RE: Topic Review: Megacorps - The Astronomer - 11-17-2020

Not sure if it's been mentioned before or not, but I think the label 'megacorp' is a sort of umbrella term covering a very wide range of entities whose only shared quality is the fact that they started out as economic entities? There could be systems that are more popular and such, but ultimately there is no single method they're operated.

(Basically this is just a slightly longer version of your usual lazy 'bump' message)


RE: Topic Review: Megacorps - Drashner1 - 11-17-2020

Lots of balls in the air atm, some OA related, some not. In some cases, I've had to make the decision to give the other thing priority over this.

However, I have the week of Thanksgiving off and another week between Xmas and New Years - so I'm hopeful I'll be able to finally get started on the Megacorp rewrite during one or both of those times.

Also, at least some of the other balls in the air should be dealt with by then and so free up some more time.

Thanks!

Todd


RE: Topic Review: Megacorps - Technothrope - 11-18-2020

There's a lot of great discussion here about megacorps from a capitalist perspective.
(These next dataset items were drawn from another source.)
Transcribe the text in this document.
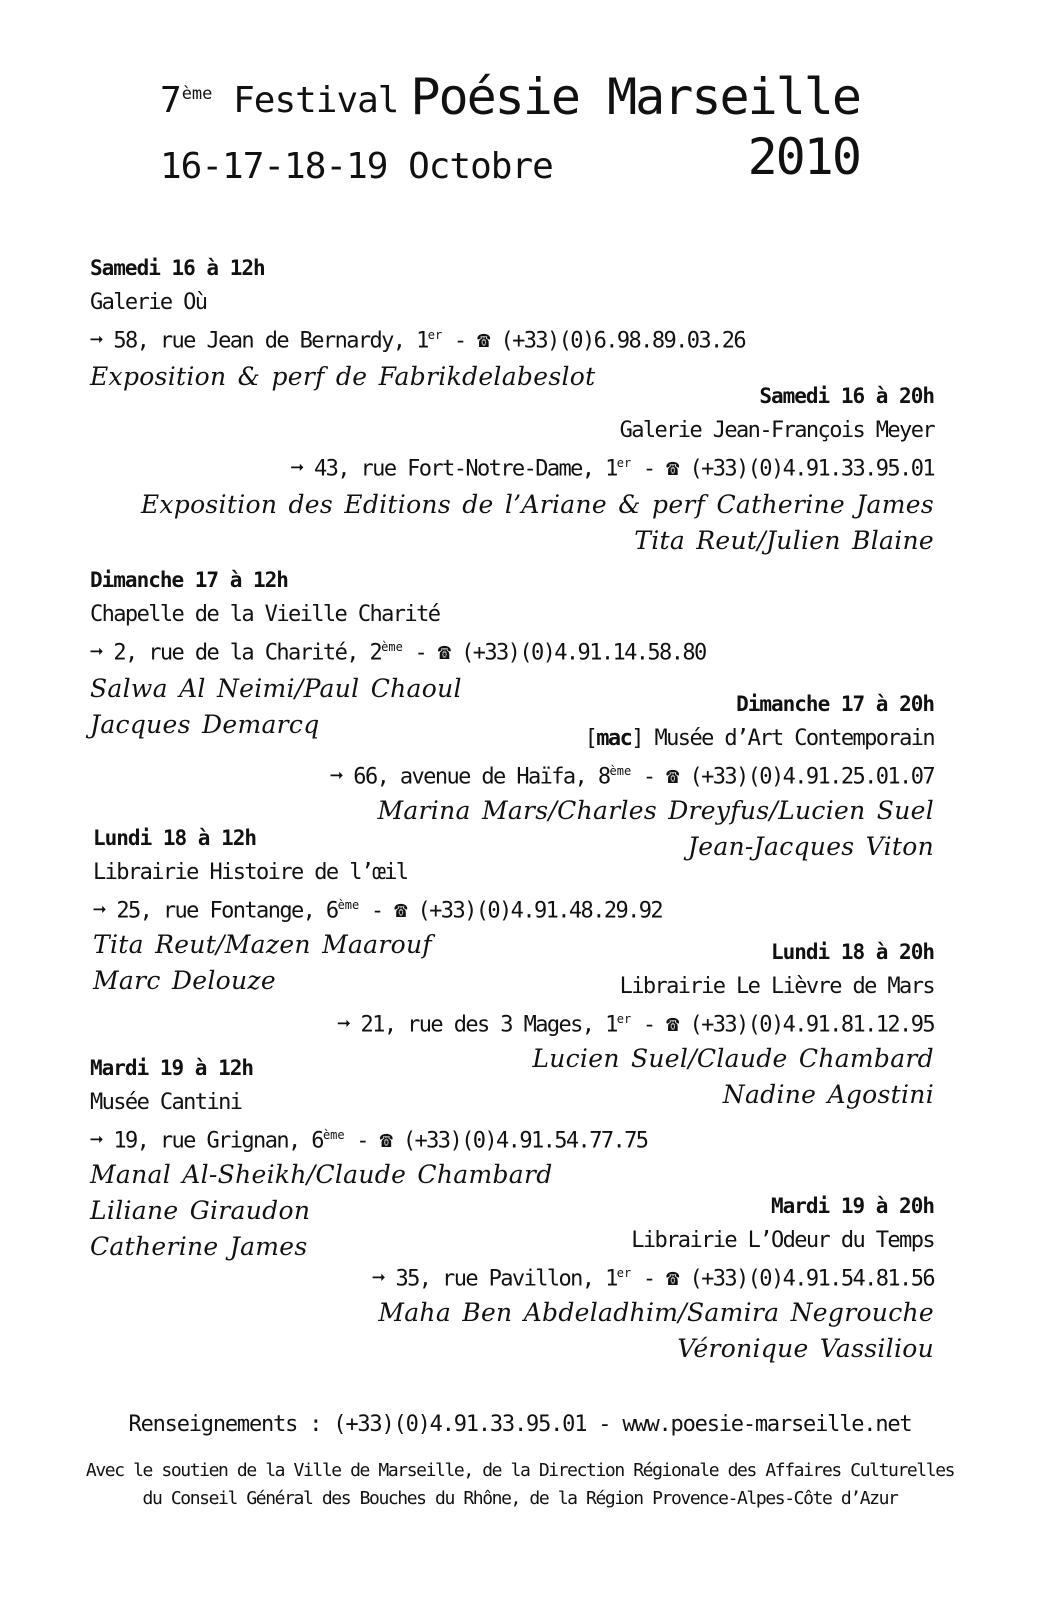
7ème Festival Poésie Marseille
16-17-18-19 Octobre	2010
Samedi 16 à 12h
Galerie Où
➞ 58, rue Jean de Bernardy, 1er - ☎ (+33)(0)6.98.89.03.26
Exposition & perf de Fabrikdelabeslot
Samedi 16 à 20h
Galerie Jean-François Meyer
➞ 43, rue Fort-Notre-Dame, 1er - ☎ (+33)(0)4.91.33.95.01
Exposition des Editions de l’Ariane & perf Catherine James
Tita Reut/Julien Blaine
Dimanche 17 à 12h
Chapelle de la Vieille Charité
➞ 2, rue de la Charité, 2ème - ☎ (+33)(0)4.91.14.58.80
Salwa Al Neimi/Paul Chaoul
Jacques Demarcq
Dimanche 17 à 20h
[mac] Musée d’Art Contemporain
➞ 66, avenue de Haïfa, 8ème - ☎ (+33)(0)4.91.25.01.07
Marina Mars/Charles Dreyfus/Lucien Suel
Jean-Jacques Viton
Lundi 18 à 12h
Librairie Histoire de l’œil
➞ 25, rue Fontange, 6ème - ☎ (+33)(0)4.91.48.29.92
Tita Reut/Mazen Maarouf
Marc Delouze
Lundi 18 à 20h
Librairie Le Lièvre de Mars
➞ 21, rue des 3 Mages, 1er - ☎ (+33)(0)4.91.81.12.95
Lucien Suel/Claude Chambard
Nadine Agostini
Mardi 19 à 12h
Musée Cantini
➞ 19, rue Grignan, 6ème - ☎ (+33)(0)4.91.54.77.75
Manal Al-Sheikh/Claude Chambard
Liliane Giraudon
Catherine James
Mardi 19 à 20h
Librairie L’Odeur du Temps
➞ 35, rue Pavillon, 1er - ☎ (+33)(0)4.91.54.81.56
Maha Ben Abdeladhim/Samira Negrouche
Véronique Vassiliou
Renseignements : (+33)(0)4.91.33.95.01 - www.poesie-marseille.net
Avec le soutien de la Ville de Marseille, de la Direction Régionale des Affaires Culturelles
du Conseil Général des Bouches du Rhône, de la Région Provence-Alpes-Côte d’Azur
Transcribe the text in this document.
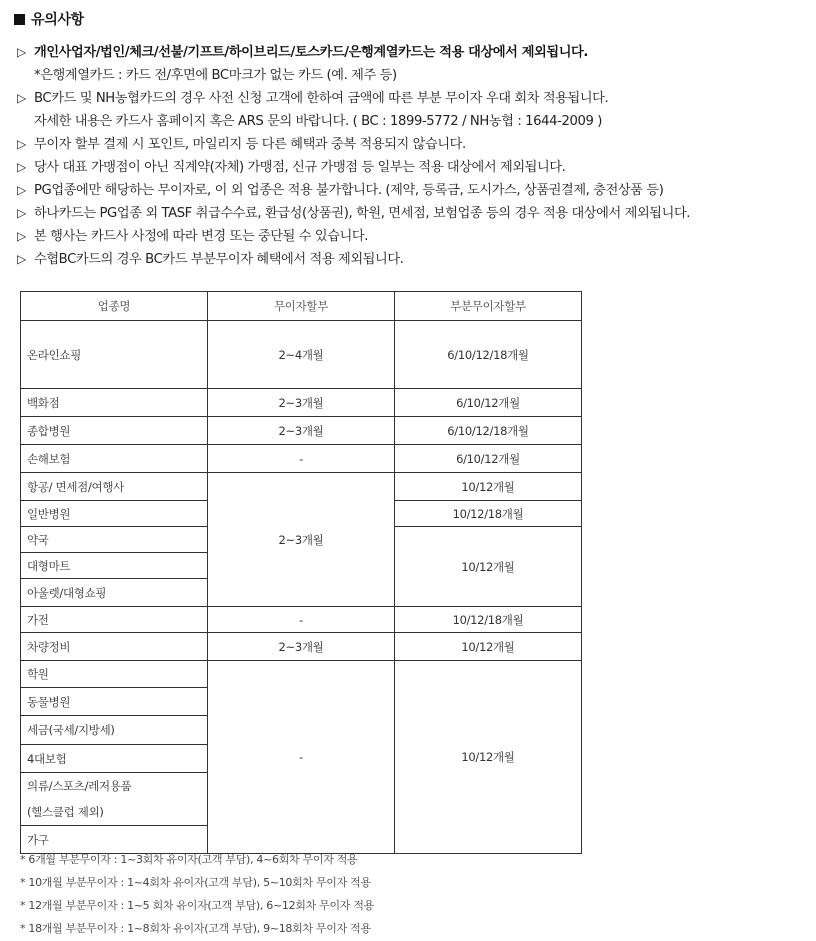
유의사항
▷ 개인사업자/법인/체크/선불/기프트/하이브리드/토스카드/은행계열카드는 적용 대상에서 제외됩니다.
*은행계열카드 : 카드 전/후면에 BC마크가 없는 카드 (예. 제주 등)
▷ BC카드 및 NH농협카드의 경우 사전 신청 고객에 한하여 금액에 따른 부분 무이자 우대 회차 적용됩니다.
자세한 내용은 카드사 홈페이지 혹은 ARS 문의 바랍니다. ( BC : 1899-5772 / NH농협 : 1644-2009 )
▷ 무이자 할부 결제 시 포인트, 마일리지 등 다른 혜택과 중복 적용되지 않습니다.
▷ 당사 대표 가맹점이 아닌 직계약(자체) 가맹점, 신규 가맹점 등 일부는 적용 대상에서 제외됩니다.
▷ PG업종에만 해당하는 무이자로, 이 외 업종은 적용 불가합니다. (제약, 등록금, 도시가스, 상품권결제, 충전상품 등)
▷ 하나카드는 PG업종 외 TASF 취급수수료, 환급성(상품권), 학원, 면세점, 보험업종 등의 경우 적용 대상에서 제외됩니다.
▷ 본 행사는 카드사 사정에 따라 변경 또는 중단될 수 있습니다.
▷ 수협BC카드의 경우 BC카드 부분무이자 혜택에서 적용 제외됩니다.
업종명	무이자할부	부분무이자할부
온라인쇼핑	2~4개월	6/10/12/18개월
백화점	2~3개월	6/10/12개월
종합병원	2~3개월	6/10/12/18개월
손해보험	-	6/10/12개월
항공/ 면세점/여행사	2~3개월	10/12개월
일반병원		10/12/18개월
약국		10/12개월
대형마트		
아울렛/대형쇼핑		
가전	-	10/12/18개월
차량정비	2~3개월	10/12개월
학원	-	10/12개월
동물병원		
세금(국세/지방세)		
4대보험		

의류/스포츠/레저용품
(헬스클럽 제외)		

가구		
* 6개월 부분무이자 : 1~3회차 유이자(고객 부담), 4~6회차 무이자 적용
* 10개월 부분무이자 : 1~4회차 유이자(고객 부담), 5~10회차 무이자 적용
* 12개월 부분무이자 : 1~5 회차 유이자(고객 부담), 6~12회차 무이자 적용
* 18개월 부분무이자 : 1~8회차 유이자(고객 부담), 9~18회차 무이자 적용
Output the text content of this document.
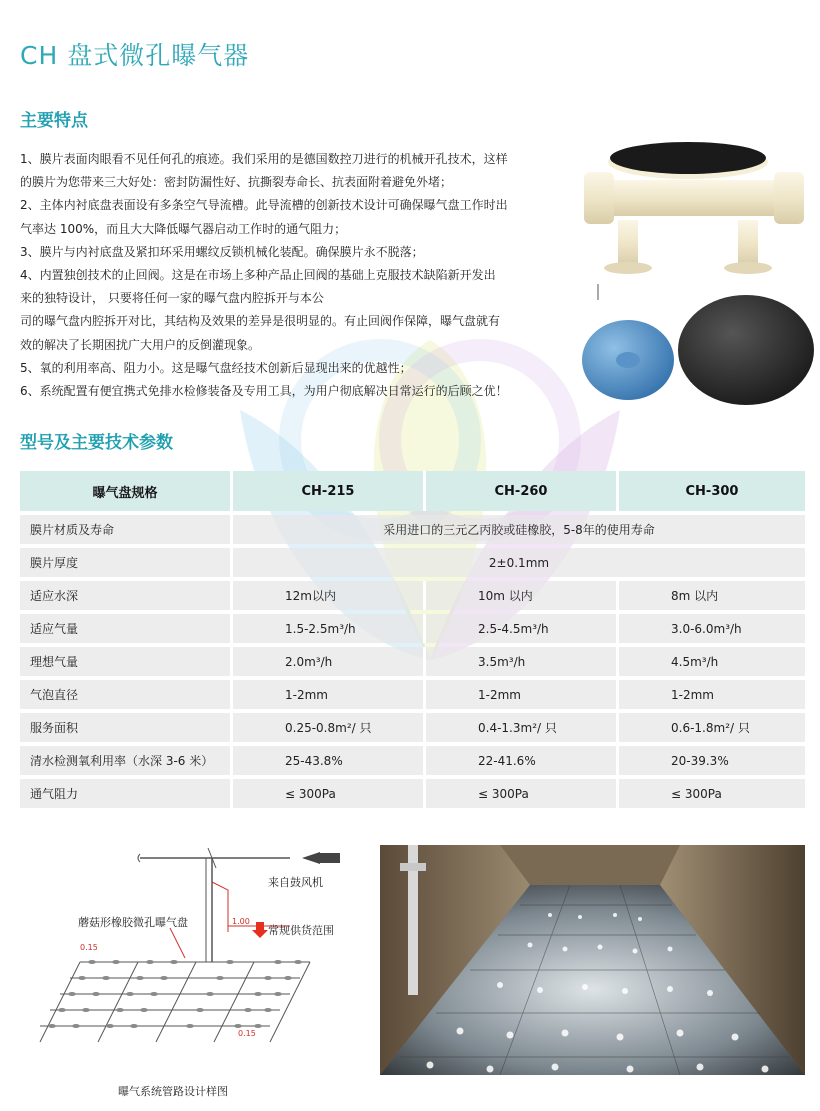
CH 盘式微孔曝气器
主要特点
1、膜片表面肉眼看不见任何孔的痕迹。我们采用的是德国数控刀进行的机械开孔技术，这样
的膜片为您带来三大好处：密封防漏性好、抗撕裂寿命长、抗表面附着避免外堵；
2、主体内衬底盘表面设有多条空气导流槽。此导流槽的创新技术设计可确保曝气盘工作时出
气率达 100%，而且大大降低曝气器启动工作时的通气阻力；
3、膜片与内衬底盘及紧扣环采用螺纹反锁机械化装配。确保膜片永不脱落；
4、内置独创技术的止回阀。这是在市场上多种产品止回阀的基础上克服技术缺陷新开发出
来的独特设计， 只要将任何一家的曝气盘内腔拆开与本公
司的曝气盘内腔拆开对比，其结构及效果的差异是很明显的。有止回阀作保障，曝气盘就有
效的解决了长期困扰广大用户的反倒灌现象。
5、氧的利用率高、阻力小。这是曝气盘经技术创新后显现出来的优越性；
6、系统配置有便宜携式免排水检修装备及专用工具，为用户彻底解决日常运行的后顾之优！
型号及主要技术参数
曝气盘规格	CH-215	CH-260	CH-300
膜片材质及寿命	采用进口的三元乙丙胶或硅橡胶，5-8年的使用寿命		
膜片厚度	2±0.1mm		
适应水深	12m以内	10m 以内	8m 以内
适应气量	1.5-2.5m³/h	2.5-4.5m³/h	3.0-6.0m³/h
理想气量	2.0m³/h	3.5m³/h	4.5m³/h
气泡直径	1-2mm	1-2mm	1-2mm
服务面积	0.25-0.8m²/ 只	0.4-1.3m²/ 只	0.6-1.8m²/ 只
清水检测氧利用率（水深 3-6 米）	25-43.8%	22-41.6%	20-39.3%
通气阻力	≤ 300Pa	≤ 300Pa	≤ 300Pa
来自鼓风机
1.00
常规供货范围
蘑菇形橡胶微孔曝气盘
0.15
0.15
曝气系统管路设计样图
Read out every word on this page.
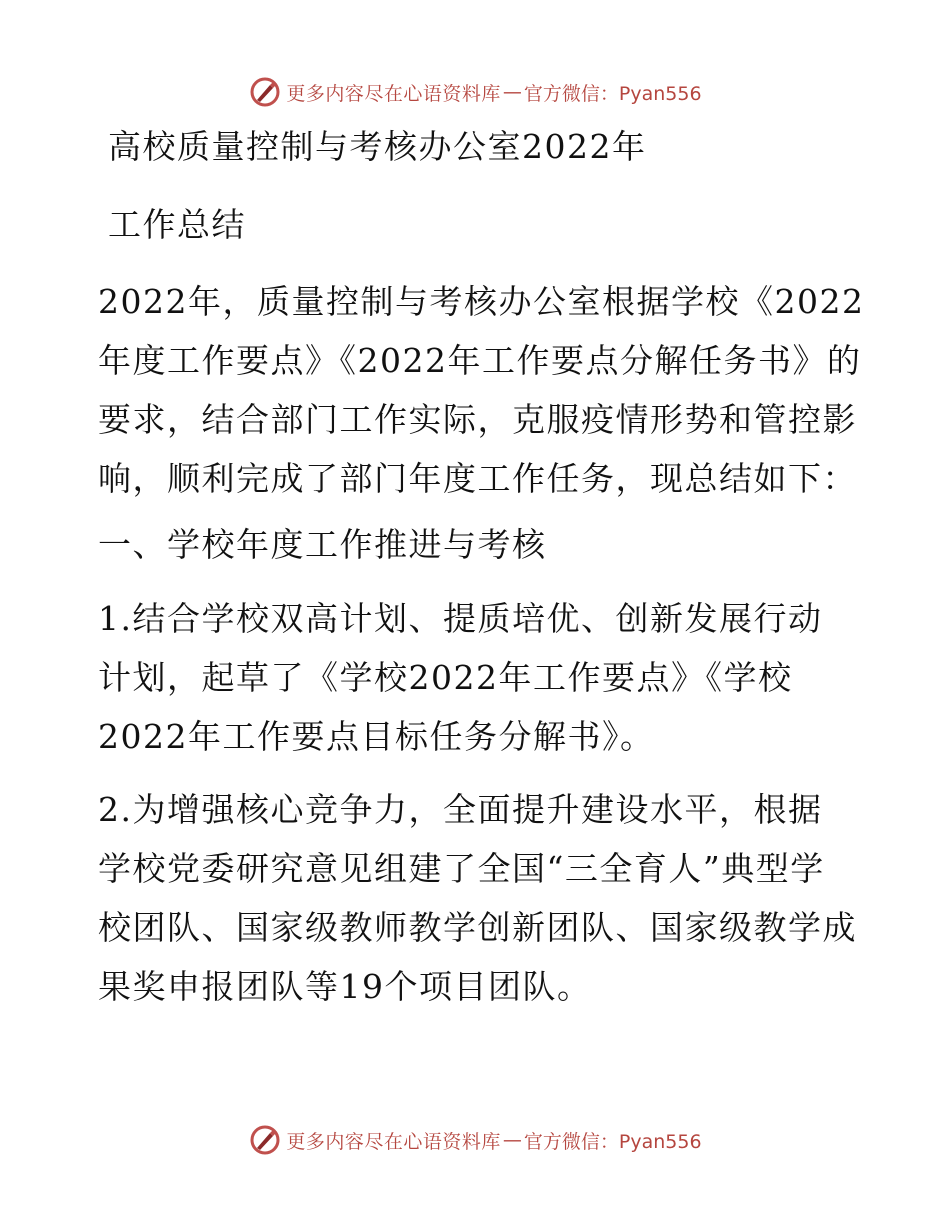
更多内容尽在心语资料库 — 官方微信：Pyan556

高校质量控制与考核办公室2022年

工作总结

2022年，质量控制与考核办公室根据学校《2022

年度工作要点》《2022年工作要点分解任务书》的

要求，结合部门工作实际，克服疫情形势和管控影

响，顺利完成了部门年度工作任务，现总结如下：

一、学校年度工作推进与考核

1.结合学校双高计划、提质培优、创新发展行动

计划，起草了《学校2022年工作要点》《学校

2022年工作要点目标任务分解书》。

2.为增强核心竞争力，全面提升建设水平，根据

学校党委研究意见组建了全国“三全育人”典型学

校团队、国家级教师教学创新团队、国家级教学成

果奖申报团队等19个项目团队。

更多内容尽在心语资料库 — 官方微信：Pyan556
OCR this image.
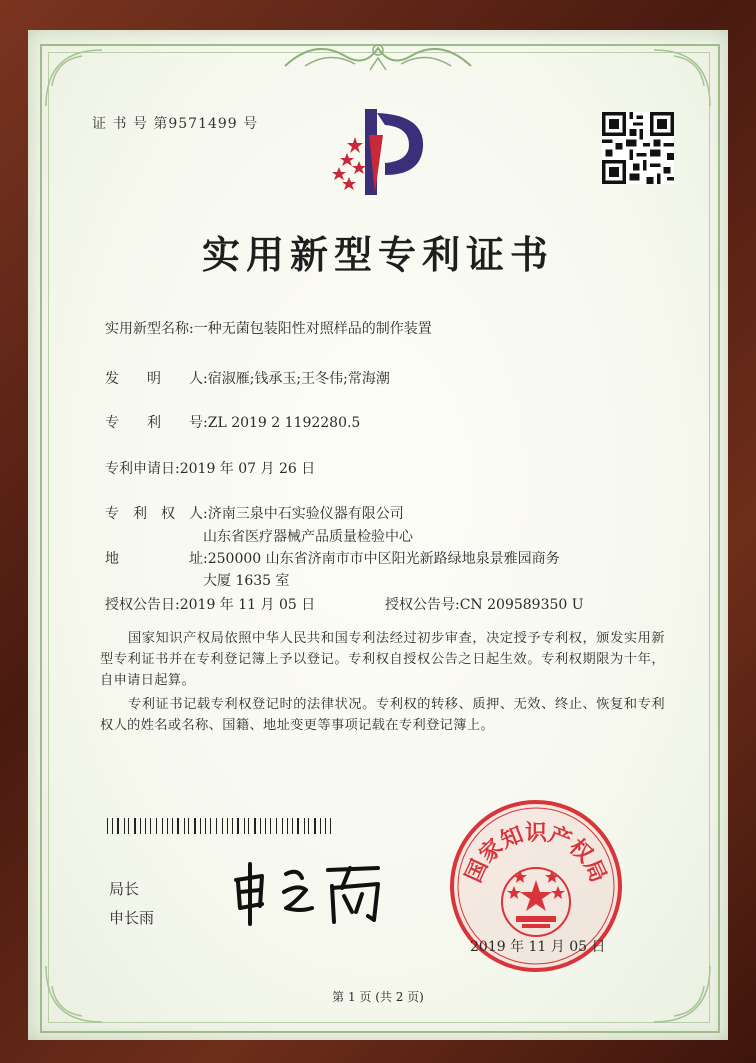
证 书 号 第9571499 号
实用新型专利证书
实用新型名称:一种无菌包装阳性对照样品的制作装置
发　　明　　人:宿淑雁;钱承玉;王冬伟;常海潮
专　　利　　号:ZL 2019 2 1192280.5
专利申请日:2019 年 07 月 26 日
专　利　权　人:济南三泉中石实验仪器有限公司
山东省医疗器械产品质量检验中心
地　　　　　址:250000 山东省济南市市中区阳光新路绿地泉景雅园商务
大厦 1635 室
授权公告日:2019 年 11 月 05 日	授权公告号:CN 209589350 U
国家知识产权局依照中华人民共和国专利法经过初步审查，决定授予专利权，颁发实用新型专利证书并在专利登记簿上予以登记。专利权自授权公告之日起生效。专利权期限为十年，自申请日起算。
专利证书记载专利权登记时的法律状况。专利权的转移、质押、无效、终止、恢复和专利权人的姓名或名称、国籍、地址变更等事项记载在专利登记簿上。
局长
申长雨
国家知识产权局
2019 年 11 月 05 日
第 1 页 (共 2 页)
It also touches upon corporations being managed via direct democracy. Eclipse Phase has some interesting ideas on using social capital and direct democracy in a democratic socialist culture to manage group projects for the benefit of a society as a whole. Perhaps as megacorporate identities in OA are explored, a discussion of their functions in different economic systems might be a good inclusion?


RE: Topic Review: Megacorps - Dfleymmes1134 - 11-18-2020

(11-18-2020, 05:23 AM)Technothrope Wrote: There's a lot of great discussion here about megacorps from a capitalist perspective. It also touches upon corporations being managed via direct democracy. Eclipse Phase has some interesting ideas on using social capital and direct democracy in a democratic socialist culture to manage group projects for the benefit of a society as a whole. Perhaps as megacorporate identities in OA are explored, a discussion of their functions in different economic systems might be a good inclusion?

Yes, certainly
you're welcome to add some ideas like what eclipse phase talks about
there would be a wide variety of different forms of "megacorps" and I think half the discussion we've had was more of megacorps from some kind of post-capitalist/ cooperative perspective AFAIK

although originally megacorps were supposed to be some kind of massive multinational company which took on some function of the state, there might also be some kind of nation-state owned megacorps

this whole discussion might be complicated? by the fact that 'default' OA society is both post-capitalist -and- post-communist by the time of the first federation even if it resembles some kind of communist utopia, because all or most of the labor is automated/ preformed by vots
so saying that we're talking about megacorps here from a capitalist perspective might be a bit like saying we're trying to talk about modern companies from a feudalist perspective


RE: Topic Review: Megacorps - Technothrope - 11-18-2020

Wicked. I'll review any pre-existing megacorporate discussions before posting new ideas.